YAZ SONU EVLENİYORUM
- Kısa bir süre önce nişanlandınız. Kız isteme durumu
nasıl gerçekleşti?
İstemeye gelme hikâyesi çok hoşuma gitti. Komikti. Aileler
birbiriyle tanışır tanışmaz kız isteme durumu oldu. Kahvesine
karabiber koydum. Hakan da çok güzel olmuş bundan sonra hep böyle
olacak dedi.
- Hakan Bey'le nasıl tanıştınız?
14 yıldır tanışıyoruz. Ama 10 yıldır birbirimizi görmüyorduk.

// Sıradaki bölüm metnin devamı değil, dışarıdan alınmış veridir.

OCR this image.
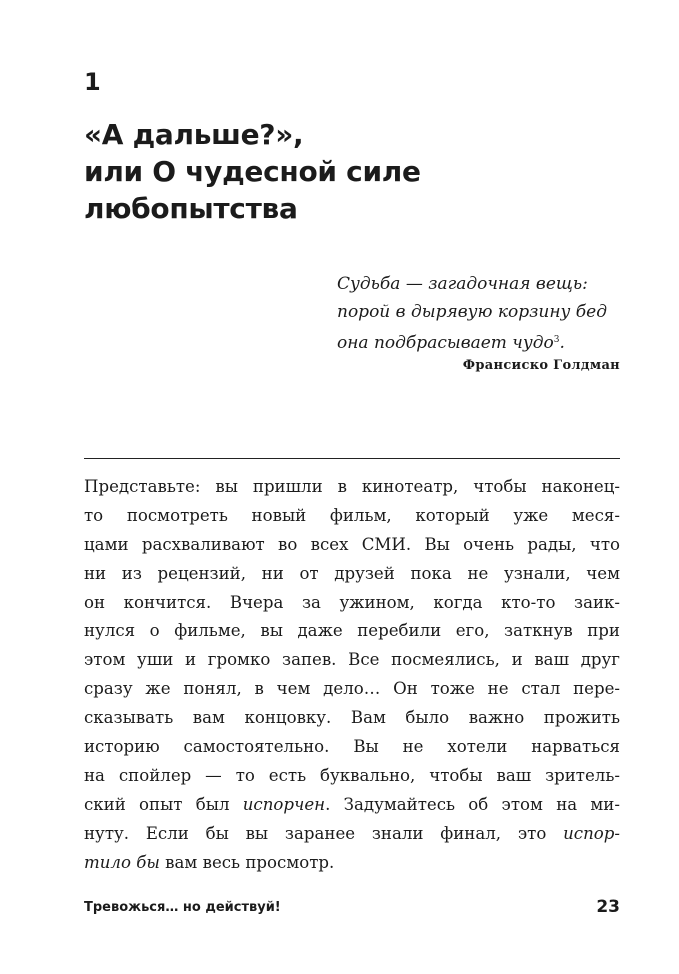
1
«А дальше?»,
или О чудесной силе
любопытства
Судьба — загадочная вещь:
порой в дырявую корзину бед
она подбрасывает чудо$^3$.
Франсиско Голдман
Представьте: вы пришли в кинотеатр, чтобы наконец-
то посмотреть новый фильм, который уже меся-
цами расхваливают во всех СМИ. Вы очень рады, что
ни из рецензий, ни от друзей пока не узнали, чем
он кончится. Вчера за ужином, когда кто-то заик-
нулся о фильме, вы даже перебили его, заткнув при
этом уши и громко запев. Все посмеялись, и ваш друг
сразу же понял, в чем дело… Он тоже не стал пере-
сказывать вам концовку. Вам было важно прожить
историю самостоятельно. Вы не хотели нарваться
на спойлер — то есть буквально, чтобы ваш зритель-
ский опыт был испорчен. Задумайтесь об этом на ми-
нуту. Если бы вы заранее знали финал, это испор-
тило бы вам весь просмотр.
Тревожься… но действуй!	23
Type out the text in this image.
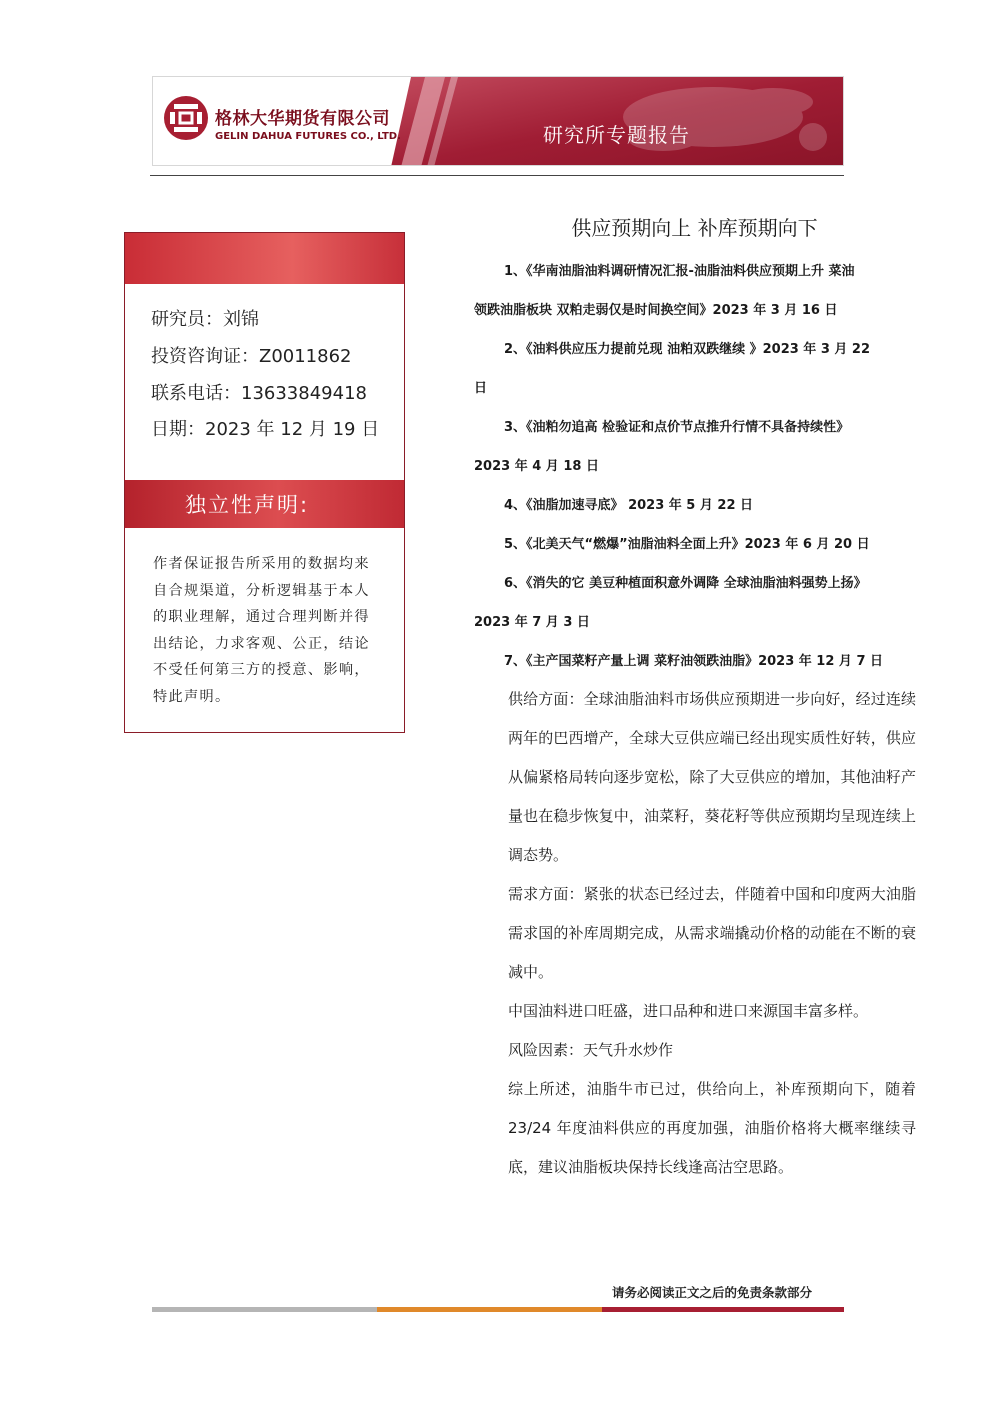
格林大华期货有限公司
GELIN DAHUA FUTURES CO., LTD.	研究所专题报告
研究员：刘锦
投资咨询证：Z0011862
联系电话：13633849418
日期：2023 年 12 月 19 日
独立性声明:
作者保证报告所采用的数据均来自合规渠道，分析逻辑基于本人的职业理解，通过合理判断并得出结论，力求客观、公正，结论不受任何第三方的授意、影响，特此声明。
供应预期向上 补库预期向下
1、《华南油脂油料调研情况汇报-油脂油料供应预期上升 菜油
领跌油脂板块 双粕走弱仅是时间换空间》2023 年 3 月 16 日
2、《油料供应压力提前兑现 油粕双跌继续 》2023 年 3 月 22
日
3、《油粕勿追高 检验证和点价节点推升行情不具备持续性》
2023 年 4 月 18 日
4、《油脂加速寻底》 2023 年 5 月 22 日
5、《北美天气“燃爆”油脂油料全面上升》2023 年 6 月 20 日
6、《消失的它 美豆种植面积意外调降 全球油脂油料强势上扬》
2023 年 7 月 3 日
7、《主产国菜籽产量上调 菜籽油领跌油脂》2023 年 12 月 7 日
供给方面：全球油脂油料市场供应预期进一步向好，经过连续两年的巴西增产，全球大豆供应端已经出现实质性好转，供应从偏紧格局转向逐步宽松，除了大豆供应的增加，其他油籽产量也在稳步恢复中，油菜籽，葵花籽等供应预期均呈现连续上调态势。
需求方面：紧张的状态已经过去，伴随着中国和印度两大油脂需求国的补库周期完成，从需求端撬动价格的动能在不断的衰减中。
中国油料进口旺盛，进口品种和进口来源国丰富多样。
风险因素：天气升水炒作
综上所述，油脂牛市已过，供给向上，补库预期向下，随着 23/24 年度油料供应的再度加强，油脂价格将大概率继续寻底，建议油脂板块保持长线逢高沽空思路。
请务必阅读正文之后的免责条款部分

Facebook'da yeniden birbirimizi bulduk.
- Duygularınızı nasıl adlandırıyorsunuz? Sizinki aşk mı
sevgi mi?
Hem aşk hem de sevgi var. Dost olarak da entellektüel birisi olarak
da beni tatmin eden bir ilişki. Gördüğünüz gibi her halimden de
belli oluyordur.
- Neler yapmaktan zevk alıyorsunuz?
Film seyretmeyi seviyoruz. Hayat ve işlerli ilgili konularda
konuşuyoruz. Ama birbirimizin işlerine karışmıyoruz. Yemek yemeyi
seviyoruz. Güzel yemekler de yaparım. Çok şanslıyım ki Hakan sadece
makarna seviyor. Çeşit yapmama gerek kalmıyor.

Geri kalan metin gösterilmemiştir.